EDMONTON -- It’s almost impossible to comprehend what the Stelter family has been through.
It’s nearly as impossible to calculate the impact they have had on the fight against cancer.
Ben Stelter became an inspiration for Connor McDavid, the Edmonton Oilers and the entire hockey community while he battled glioblastoma, a type of brain cancer.
His postgame victory phrase of “Play 'La Bamba,' baby,” became a rallying cry for Oilers fans everywhere. Four months after his death on Aug. 9, 2022, at the age of 6, the Ben Stelter Foundation was formed with a focus on providing magical experiences for kids with cancer, providing needed medical equipment at home, and supporting medical research.
The fight wasn’t over.
In March 2023, Ben’s dad, Mike, started to feel intense back pain with some “tingling down my leg.”
“I went to the doctor," Mike Stelter said. "It seemed like it was possibly a slipped disk or something down my back, but every treatment we were trying was either not helping or making it worse. I finally had an MRI done and that’s when they realized a tumor was forming on my spine.”
He was diagnosed with sarcoma. To combat the cancer, Stelter needed to undergo proton therapy, a more accurate way of combating cancer cells in the body.
But there was a problem -- that treatment was not available anywhere in Canada. In fact, he would need to travel to the Roberts Proton Therapy Center at the University of Pennsylvania in Philadelphia -- more than 2,000 miles away – to fight his cancer. He would need to go for eight weeks, leaving behind his wife, Lea, and daughters Dylan and Emmy.
“Being separated from the family during that time was incredibly hard,” Stelter said. “The girls were in school, we couldn’t pull them out of school for a couple of months, that would be so hard to do for them and unfair for them. But it was tough.

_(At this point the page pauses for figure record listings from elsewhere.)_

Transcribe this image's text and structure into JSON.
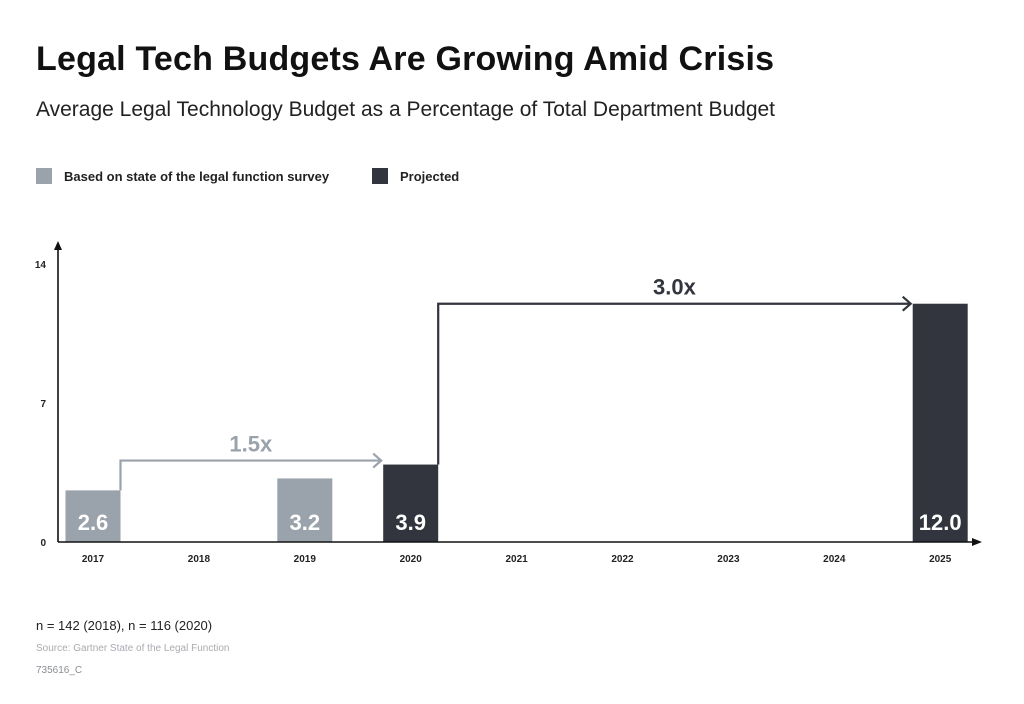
{
  "colors": {
    "survey": "#9aa2ab",
    "projected": "#32353d",
    "axis": "#111111",
    "arrow_small": "#9aa2ab",
    "arrow_large": "#32353d"
  },
  "footnote": "n = 142 (2018), n = 116 (2020)",
  "source": "Source: Gartner State of the Legal Function",
  "code": "735616_C",
  "chart_data": {
    "type": "bar",
    "title": "Legal Tech Budgets Are Growing Amid Crisis",
    "subtitle": "Average Legal Technology Budget as a Percentage of Total Department Budget",
    "xlabel": "",
    "ylabel": "",
    "ylim": [
      0,
      14
    ],
    "yticks": [
      0,
      7,
      14
    ],
    "grid": false,
    "legend_position": "top-left",
    "categories": [
      "2017",
      "2018",
      "2019",
      "2020",
      "2021",
      "2022",
      "2023",
      "2024",
      "2025"
    ],
    "series": [
      {
        "name": "Based on state of the legal function survey",
        "values": [
          2.6,
          null,
          3.2,
          null,
          null,
          null,
          null,
          null,
          null
        ],
        "labels": [
          "2.6",
          null,
          "3.2",
          null,
          null,
          null,
          null,
          null,
          null
        ]
      },
      {
        "name": "Projected",
        "values": [
          null,
          null,
          null,
          3.9,
          null,
          null,
          null,
          null,
          12.0
        ],
        "labels": [
          null,
          null,
          null,
          "3.9",
          null,
          null,
          null,
          null,
          "12.0"
        ]
      }
    ],
    "annotations": [
      {
        "text": "1.5x",
        "from": "2017",
        "to": "2020",
        "level": 4.1,
        "color_key": "arrow_small"
      },
      {
        "text": "3.0x",
        "from": "2020",
        "to": "2025",
        "level": 12.0,
        "color_key": "arrow_large"
      }
    ]
  }
}
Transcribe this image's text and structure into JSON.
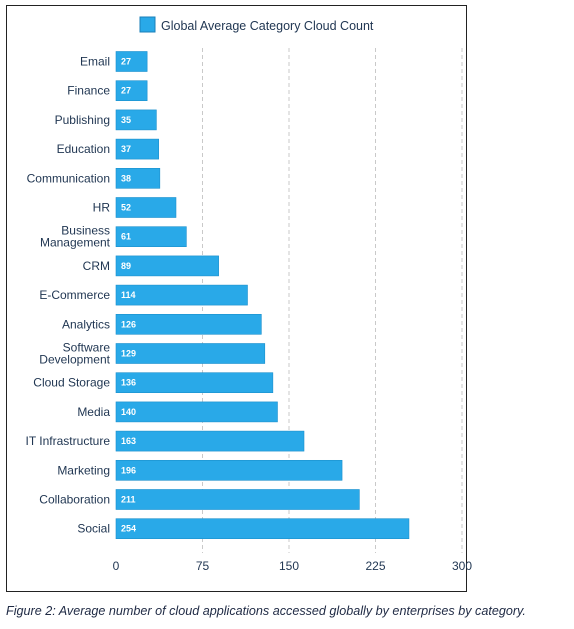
{
  "chart_data": {
    "type": "bar",
    "orientation": "horizontal",
    "legend": "top",
    "legend_label": "Global Average Category Cloud Count",
    "categories": [
      "Email",
      "Finance",
      "Publishing",
      "Education",
      "Communication",
      "HR",
      "Business Management",
      "CRM",
      "E-Commerce",
      "Analytics",
      "Software Development",
      "Cloud Storage",
      "Media",
      "IT Infrastructure",
      "Marketing",
      "Collaboration",
      "Social"
    ],
    "category_lines": [
      [
        "Email"
      ],
      [
        "Finance"
      ],
      [
        "Publishing"
      ],
      [
        "Education"
      ],
      [
        "Communication"
      ],
      [
        "HR"
      ],
      [
        "Business",
        "Management"
      ],
      [
        "CRM"
      ],
      [
        "E-Commerce"
      ],
      [
        "Analytics"
      ],
      [
        "Software",
        "Development"
      ],
      [
        "Cloud Storage"
      ],
      [
        "Media"
      ],
      [
        "IT Infrastructure"
      ],
      [
        "Marketing"
      ],
      [
        "Collaboration"
      ],
      [
        "Social"
      ]
    ],
    "values": [
      27,
      27,
      35,
      37,
      38,
      52,
      61,
      89,
      114,
      126,
      129,
      136,
      140,
      163,
      196,
      211,
      254
    ],
    "xlim": [
      0,
      300
    ],
    "xticks": [
      0,
      75,
      150,
      225,
      300
    ],
    "grid": "vertical-dashed",
    "bar_color": "#29a9e8"
  },
  "caption": "Figure 2: Average number of cloud applications accessed globally by enterprises by category."
}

"The treatment itself was easy and painless, I was in and out in about 30 minutes every day. I didn’t feel anything while treatment was happening, it was easy, but getting there and going through all of that on your own, was hard.”
Even before he was diagnosed, Mike, through Ben’s foundation, had been working on the idea of investing in a proton therapy clinic in Edmonton, which would be the first of its kind in Canada. Even before it had immediately impacted him, he was working for a way to make it easier on others.
“We were so fortunate with the support of the community we were able to make it work to go down for treatment,” Mike Stelter said. “There are so many families where that’s the only option for them to go for treatment, out of country in the United States and they’re unable to go, and that’s incredibly unfair.
“After that, we are even more driven to bring proton therapy to Canada, knowing that families [having] to go through this is incredibly unfair and the amount of families that we’ve met since then where they said they had to travel to the United States for proton therapy or they know somebody that’s had to, is unbelievable. There is such a huge need for this treatment in Canada right now.”